У меня было такое же ощущение, но мне не хотелось это обсуждать. Это было что-то неприятное и, в конце концов, не столь уж существенное. Не хотелось мазаться в грязи ради праздного любопытства. К тому же интимность обстановки нарушил вдруг фотограф Найсморк.

Сложившись пополам, он вдвинулся в павильон, осмотрел нас дикими глазами и хрипло осведомился, который здесь будет Спиридон, спрут, древний и головоногий. Не дожидаясь ответа, он пошел вокруг бассейна, озираясь и бормоча, что свет здесь хороший, толковый человек ставил, понимающий, только смердит вот, как на помойке у этого... как его... у столовой. Узнав, который здесь Спиридон, Найсморк пришел в профессиональный восторг. Он хлопал себя по ляжкам, заглядывал в видоискатель, вскрикивал от удовольствия и снова принимался хлопать и заглядывать. Он восклицал, что вот это вот — фас, что этот фас — всем фасам фас, что такой фас он видел всего однажды, у этого... как его... да вот у вас же, гражданин, в прошлом году, когда вы только прибыли...

Он потратил на Спиридонов фас полпленки. Однако же, когда настала очередь профиля, он разочаровался. Он горько сообщил, что профиля нет, то есть, конечно, кое-что виднеется, но больно мало, надо полагать, что все ушло в фас согласно закону сохранения суммы изображений. Нацелившись на то, что приходилось ему считать Спиридоновым профилем, он попросил Спиридона сохранять серьезность, расслабиться и не улыбаться, сделал два снимка, взял у меня сигарету и исчез так же внезапно, как и появился.

— Меня он тоже давеча снимал, — ревниво сообщил Клоп. — При помощи макронасадки, между прочим. Я думаю, что это в связи с моим заявлением.

— Вряд ли, — сказал Федя. — Это потому, что коменданта запугали, и он потребовал, чтобы Найсморк всю Колонию переснял по второму разу. На всякий случай.

— Сплетня! — сказал Клоп. — Просто я подал заявление, чтобы Тройка приняла меня завтра вне всякой очереди и обсудила одно мое предложение.

— Какое? — спросил я.

— А вот это уже никого не касается, — высокомерно заявил Клоп. — Завтра услышите. Я полагаю, товарищ Амперян будет завтра присутствовать на утреннем заседании?

— Будет, — сказал я.

— Превосходно, — сказал Клоп. — Я очень уважаю товарища Амперяна, а завтрашнее заседание обещает стать историческим.
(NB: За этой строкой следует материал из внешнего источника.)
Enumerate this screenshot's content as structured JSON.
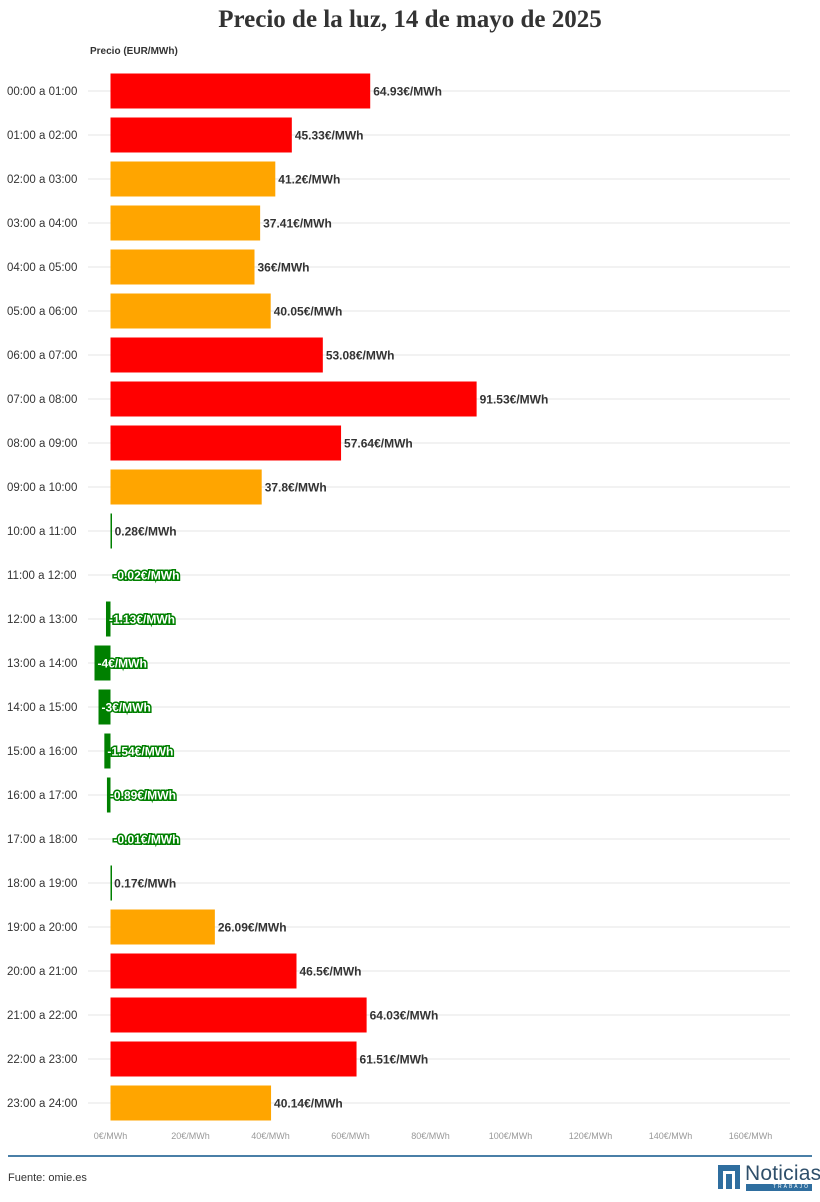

— Сомневаюсь, — сказал лениво Спиридон. — Сомневаюсь я, чтобы с Говоруном могло быть связано что-нибудь историческое. Тебя уже один раз вызывали в прошлом году, ничего исторического не обнаружили и в решении записали, помнится: «Клоп говорящий, необъясненного явления собой не представляет, в компетенцию Тройки не входит, лишить пищевого довольствия и койки в общежитии...»

— Это неправда! — крикнул Говорун. — Это дурак Хлебовводов предлагал. А Лавр Федотович не утвердил! Я был, есть и остаюсь необъясненным явлением! Что ты в этом смыслишь? Или, может быть, ты способен объяснить взлеты моей мысли, мои порывы, мою печаль при восходе ненавистного солнца? Если хочешь знать, будь я обыкновенным клопом...

— Будь ты обыкновенным клопом, — с усмешкой сказал Спиридон, — тебя бы уже давным-давно раздавили!

— Молчи, людоед! — взвизгнул Говорун, хватаясь за сердце. — Трясина ты холодная, бессовестная! Тысячу лет прожил, ума не нажил! Хам! По морде тебе давно не давали!

— Товарищи, товарищи! — сказал Федя, удерживая за талию Клопа, который, размахивая кулаками, рвался в бассейн. — Говорун, вы же там утонете... Спиридон, я вас прошу, извинитесь... Вы действительно были бестактны! Вы же знаете, как Говорун относится к таким намекам...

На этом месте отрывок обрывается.